Lucky Real company in Hong Kong seeks buyers for homes in debt-hit Cyprus
Pair talk up island's potential despite 40pc drop in prices, but others say it's not for faint of heart
For Michel Verdy, a former banker and executive of security firms based in Canada, retirement was the beginning of a new adventure rather than the end of a career in high finance.
With his wife, Lynda, a former property broker in Canada, Verdy set up a property consultancy firm in Hong Kong a few months ago, primarily to sell properties in Cyprus, a country that recently got a €10 billion (HK$101.6 billion) international bailout to save it from bankruptcy.
Their company, known as Lucky Real, is now marketing several resort-style developments in Cyprus. All projects are being exhibited in their permanent showroom-office in Kwun Tong.
"Our targets are Hong Kong buyers," said Verdy. Cyprus had great potential, he said.
It had gas reserves that could supply 40 per cent of the annual gas consumption of the euro zone countries. Meanwhile, its residential market had hit a five-year low after the 2007 and 2008 peaks and now was the time to hunt for bargains, he said.

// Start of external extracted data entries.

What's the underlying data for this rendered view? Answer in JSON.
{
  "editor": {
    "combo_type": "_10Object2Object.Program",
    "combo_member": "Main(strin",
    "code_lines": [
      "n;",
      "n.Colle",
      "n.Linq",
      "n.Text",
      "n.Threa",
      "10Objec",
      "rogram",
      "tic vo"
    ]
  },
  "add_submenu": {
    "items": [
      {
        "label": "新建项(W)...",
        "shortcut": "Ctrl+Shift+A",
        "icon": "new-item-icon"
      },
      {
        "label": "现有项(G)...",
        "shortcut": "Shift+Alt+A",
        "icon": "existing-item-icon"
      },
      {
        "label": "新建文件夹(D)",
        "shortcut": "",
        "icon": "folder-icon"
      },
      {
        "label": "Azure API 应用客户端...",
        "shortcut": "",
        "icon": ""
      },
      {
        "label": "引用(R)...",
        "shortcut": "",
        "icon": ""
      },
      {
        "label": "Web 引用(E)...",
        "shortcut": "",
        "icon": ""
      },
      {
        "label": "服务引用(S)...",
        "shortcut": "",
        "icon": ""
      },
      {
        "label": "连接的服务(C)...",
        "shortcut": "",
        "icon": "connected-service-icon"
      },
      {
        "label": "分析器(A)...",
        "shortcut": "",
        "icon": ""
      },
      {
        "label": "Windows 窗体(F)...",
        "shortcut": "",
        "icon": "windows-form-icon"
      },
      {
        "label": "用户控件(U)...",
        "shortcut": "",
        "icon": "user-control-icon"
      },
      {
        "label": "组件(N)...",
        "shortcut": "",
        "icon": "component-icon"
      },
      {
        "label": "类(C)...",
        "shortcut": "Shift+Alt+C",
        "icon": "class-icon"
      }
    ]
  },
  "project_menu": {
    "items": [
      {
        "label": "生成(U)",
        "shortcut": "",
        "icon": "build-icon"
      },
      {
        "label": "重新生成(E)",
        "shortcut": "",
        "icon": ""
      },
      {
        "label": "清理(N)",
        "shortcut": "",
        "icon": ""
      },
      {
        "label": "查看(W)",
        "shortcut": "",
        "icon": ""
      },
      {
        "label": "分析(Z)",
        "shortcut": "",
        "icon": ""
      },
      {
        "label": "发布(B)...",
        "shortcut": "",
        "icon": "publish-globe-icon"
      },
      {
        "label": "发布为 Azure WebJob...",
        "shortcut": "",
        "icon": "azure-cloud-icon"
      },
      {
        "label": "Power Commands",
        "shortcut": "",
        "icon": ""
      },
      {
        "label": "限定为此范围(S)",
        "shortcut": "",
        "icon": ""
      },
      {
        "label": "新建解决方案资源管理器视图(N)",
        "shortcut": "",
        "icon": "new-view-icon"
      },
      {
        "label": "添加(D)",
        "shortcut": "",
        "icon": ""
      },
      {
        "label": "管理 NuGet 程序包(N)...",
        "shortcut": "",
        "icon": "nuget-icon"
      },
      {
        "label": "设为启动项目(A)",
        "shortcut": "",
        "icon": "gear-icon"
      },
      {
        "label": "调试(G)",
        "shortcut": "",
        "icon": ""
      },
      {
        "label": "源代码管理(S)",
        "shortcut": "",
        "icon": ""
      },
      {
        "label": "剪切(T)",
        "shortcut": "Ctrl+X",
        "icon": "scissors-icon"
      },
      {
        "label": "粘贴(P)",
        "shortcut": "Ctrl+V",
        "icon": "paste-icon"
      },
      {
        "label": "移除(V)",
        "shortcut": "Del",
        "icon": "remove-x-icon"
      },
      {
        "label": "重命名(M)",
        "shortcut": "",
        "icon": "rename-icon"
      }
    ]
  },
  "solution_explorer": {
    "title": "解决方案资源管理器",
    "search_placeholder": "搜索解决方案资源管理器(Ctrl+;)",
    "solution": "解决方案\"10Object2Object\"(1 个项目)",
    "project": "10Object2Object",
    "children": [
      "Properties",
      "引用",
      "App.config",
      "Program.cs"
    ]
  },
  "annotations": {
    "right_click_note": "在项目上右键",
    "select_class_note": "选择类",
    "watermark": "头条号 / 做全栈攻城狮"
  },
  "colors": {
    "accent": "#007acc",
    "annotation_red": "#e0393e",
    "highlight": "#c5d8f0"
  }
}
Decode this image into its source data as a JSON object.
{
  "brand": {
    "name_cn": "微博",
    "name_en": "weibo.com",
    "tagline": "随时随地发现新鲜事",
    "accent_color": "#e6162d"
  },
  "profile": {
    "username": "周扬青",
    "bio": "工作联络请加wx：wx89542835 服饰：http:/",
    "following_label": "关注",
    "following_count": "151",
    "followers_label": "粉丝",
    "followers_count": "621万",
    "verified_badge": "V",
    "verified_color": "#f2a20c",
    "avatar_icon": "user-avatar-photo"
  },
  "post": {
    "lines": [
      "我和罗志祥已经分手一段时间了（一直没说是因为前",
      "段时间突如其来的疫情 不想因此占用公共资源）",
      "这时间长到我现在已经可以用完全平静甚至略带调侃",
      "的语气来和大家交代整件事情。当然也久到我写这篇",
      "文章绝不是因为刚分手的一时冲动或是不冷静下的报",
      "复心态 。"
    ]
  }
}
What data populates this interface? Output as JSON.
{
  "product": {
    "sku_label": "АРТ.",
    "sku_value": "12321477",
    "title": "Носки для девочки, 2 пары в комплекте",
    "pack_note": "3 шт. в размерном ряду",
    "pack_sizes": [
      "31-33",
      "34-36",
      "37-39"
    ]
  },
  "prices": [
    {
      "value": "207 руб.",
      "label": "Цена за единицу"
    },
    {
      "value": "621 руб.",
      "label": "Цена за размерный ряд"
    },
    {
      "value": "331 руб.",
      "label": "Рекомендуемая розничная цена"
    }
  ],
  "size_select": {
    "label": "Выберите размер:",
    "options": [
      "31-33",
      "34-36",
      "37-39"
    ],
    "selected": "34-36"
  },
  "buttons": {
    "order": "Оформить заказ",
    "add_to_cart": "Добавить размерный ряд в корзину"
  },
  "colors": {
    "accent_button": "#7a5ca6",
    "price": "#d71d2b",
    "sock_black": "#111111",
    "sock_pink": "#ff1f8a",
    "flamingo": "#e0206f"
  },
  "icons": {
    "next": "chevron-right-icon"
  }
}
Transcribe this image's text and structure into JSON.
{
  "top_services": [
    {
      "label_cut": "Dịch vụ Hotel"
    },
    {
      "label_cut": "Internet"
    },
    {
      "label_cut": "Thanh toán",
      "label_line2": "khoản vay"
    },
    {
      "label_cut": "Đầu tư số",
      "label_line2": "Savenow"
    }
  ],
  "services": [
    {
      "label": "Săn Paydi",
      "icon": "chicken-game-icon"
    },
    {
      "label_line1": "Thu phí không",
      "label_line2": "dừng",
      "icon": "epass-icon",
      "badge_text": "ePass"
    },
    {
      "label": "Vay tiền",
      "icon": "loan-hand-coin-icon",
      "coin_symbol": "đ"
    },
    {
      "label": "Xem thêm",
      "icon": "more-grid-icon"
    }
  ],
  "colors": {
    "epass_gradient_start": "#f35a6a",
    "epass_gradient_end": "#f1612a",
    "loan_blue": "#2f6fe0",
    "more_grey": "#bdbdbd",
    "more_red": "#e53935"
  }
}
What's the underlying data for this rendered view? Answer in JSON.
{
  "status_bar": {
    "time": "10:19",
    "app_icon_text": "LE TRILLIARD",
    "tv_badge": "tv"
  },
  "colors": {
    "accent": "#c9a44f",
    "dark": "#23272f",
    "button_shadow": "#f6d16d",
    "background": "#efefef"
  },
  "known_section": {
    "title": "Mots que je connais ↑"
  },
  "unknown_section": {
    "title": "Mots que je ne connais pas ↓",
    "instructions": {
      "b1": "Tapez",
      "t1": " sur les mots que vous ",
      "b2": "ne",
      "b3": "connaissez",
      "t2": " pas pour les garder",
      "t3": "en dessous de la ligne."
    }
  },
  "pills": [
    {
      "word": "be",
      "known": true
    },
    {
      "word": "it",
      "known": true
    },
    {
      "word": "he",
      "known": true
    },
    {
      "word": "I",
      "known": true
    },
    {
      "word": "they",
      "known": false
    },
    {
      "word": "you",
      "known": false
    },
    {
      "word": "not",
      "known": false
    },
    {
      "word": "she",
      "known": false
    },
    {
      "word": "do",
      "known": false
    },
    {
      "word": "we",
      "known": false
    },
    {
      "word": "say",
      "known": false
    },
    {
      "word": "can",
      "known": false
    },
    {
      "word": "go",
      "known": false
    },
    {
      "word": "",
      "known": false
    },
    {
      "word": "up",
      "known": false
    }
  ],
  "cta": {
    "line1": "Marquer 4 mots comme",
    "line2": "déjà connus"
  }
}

The nation's economy was set to rebound from a low point, which would lift property prices, presently down some 40 per cent down from their previous peak.
But some international property experts experienced in selling overseas properties to Hong Kong buyers expressed reservations about investing in Cyprus property at the moment.
"Cyprus, in my view, presents a higher investment risk than virtually all other markets, certainly the mature markets such as London and New York," said Richard Kirke, managing director of Colliers International Hong Kong.
"Obviously a significant amount of capital has been stripped from the Cyprus economy with the recent banking crisis. Thus, when considering whether to invest in Cyprus, I would not recommend buying if the investment makes a significant percentage of your entire property exposure.
"However, if the investor has a broad property portfolio, and has a good knowledge of the Cyprus market and a positive view of the euro zone, then perhaps taking a small exposure to this market is justified. But it is not for the faint of heart," said Kirke.
Koh Keng-shing, founder of property consultancy Landscope Christie's International Real Estate, also cautioned against buying property in Cyprus.
"Generally speaking, I don't think that Hongkongers will be interested because they don't have a good understanding of the market.
"Also, having experienced falls in local property values of up to 70 per cent, talk of a 40 per cent fall in Cyprus is nothing," he said.